Harry Keller* tells this story:
I once had a student come to me … and say, “I tried all of the different pendulum masses, and they all had the same period. What did I do wrong?”
To my great delight, the Adult learners in my ABE class got caught up in making the non-Euclidian planes. (See previous posting) After some initial “We did this in Kindergarten” murmurs, I saw them begin to engage as the things took shape. They quickly recognized that the hexagons and pentagons would make a soccer ball if they kept going. I put on my lecture hat and explained that this is a curved plane, guided them to recognize that if it is pressed flat, there is not enough material to cover the ground – there are gaps between the hexagons. Then I asked them (deliberately misleading) to speculate whether combining the hexagons with the heptagons would make larger or smaller gaps. They weren’t sure, some guessed larger, some smaller, and some guessed one way then changed their mind.
When they went to assemble the pieces and found there were overlaps instead of gaps, I pointed out how my question had misled by implying that there would be gaps at all. I then asked them what kind of curve they thought they would get once they finished. If a shape with gaps made a ball when they were brought together, would overlap make the opposite?

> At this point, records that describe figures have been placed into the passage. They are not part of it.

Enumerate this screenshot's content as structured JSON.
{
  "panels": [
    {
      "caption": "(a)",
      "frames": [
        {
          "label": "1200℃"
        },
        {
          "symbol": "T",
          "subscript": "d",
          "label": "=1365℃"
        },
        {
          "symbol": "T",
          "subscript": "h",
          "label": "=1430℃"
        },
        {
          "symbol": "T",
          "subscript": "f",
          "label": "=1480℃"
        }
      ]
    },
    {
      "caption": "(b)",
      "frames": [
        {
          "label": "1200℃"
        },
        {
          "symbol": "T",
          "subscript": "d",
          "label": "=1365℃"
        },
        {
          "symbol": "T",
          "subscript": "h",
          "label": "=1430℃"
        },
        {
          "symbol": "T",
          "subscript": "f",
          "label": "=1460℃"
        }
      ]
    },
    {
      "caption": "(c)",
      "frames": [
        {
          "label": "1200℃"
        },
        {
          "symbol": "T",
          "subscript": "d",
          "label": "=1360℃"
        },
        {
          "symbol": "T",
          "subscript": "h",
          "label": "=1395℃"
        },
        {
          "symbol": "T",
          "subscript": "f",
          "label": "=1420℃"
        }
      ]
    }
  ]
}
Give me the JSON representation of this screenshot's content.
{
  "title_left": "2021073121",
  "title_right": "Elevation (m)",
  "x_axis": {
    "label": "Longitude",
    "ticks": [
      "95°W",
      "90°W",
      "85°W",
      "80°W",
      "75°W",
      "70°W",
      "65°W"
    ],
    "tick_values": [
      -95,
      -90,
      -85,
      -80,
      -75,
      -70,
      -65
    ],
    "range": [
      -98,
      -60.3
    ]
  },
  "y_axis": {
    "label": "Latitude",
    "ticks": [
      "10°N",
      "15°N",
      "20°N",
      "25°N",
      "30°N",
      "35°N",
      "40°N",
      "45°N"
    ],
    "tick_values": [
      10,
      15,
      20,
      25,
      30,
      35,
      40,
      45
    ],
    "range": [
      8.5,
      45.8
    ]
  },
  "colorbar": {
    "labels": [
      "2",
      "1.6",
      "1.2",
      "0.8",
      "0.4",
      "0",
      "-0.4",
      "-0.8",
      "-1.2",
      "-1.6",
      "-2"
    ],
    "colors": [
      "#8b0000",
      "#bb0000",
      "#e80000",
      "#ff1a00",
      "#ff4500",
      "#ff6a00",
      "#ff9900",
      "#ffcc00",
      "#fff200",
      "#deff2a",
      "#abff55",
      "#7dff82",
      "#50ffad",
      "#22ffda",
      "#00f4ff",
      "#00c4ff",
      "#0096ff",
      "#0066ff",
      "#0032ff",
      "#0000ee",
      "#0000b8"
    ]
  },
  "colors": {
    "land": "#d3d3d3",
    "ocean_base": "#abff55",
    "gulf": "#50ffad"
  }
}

And just what is the opposite of a ball? Would it be like the inside of a ball? I threw out these questions without demanding answers. They were playing various songs from YouTube as they worked.
Suddenly D. voiced what has to be my favourite quote for the month (if not semester). “Hey! Something weird is happening. Look! Is it supposed to be like this?” The beautiful serendipity was that he was playing Pink Floyd’s “Another Brick in the Wall” at the time:
We don’t need no education!
We don’t need no thought control!
Teacher, leave them kids alone!
We laughed together in the joy of his discovery. Only later did I point out the relationship of his question to the song. It didn’t really matter what I told him was “supposed” to happen, he would free himself from thought-control by discovering the reality for himself.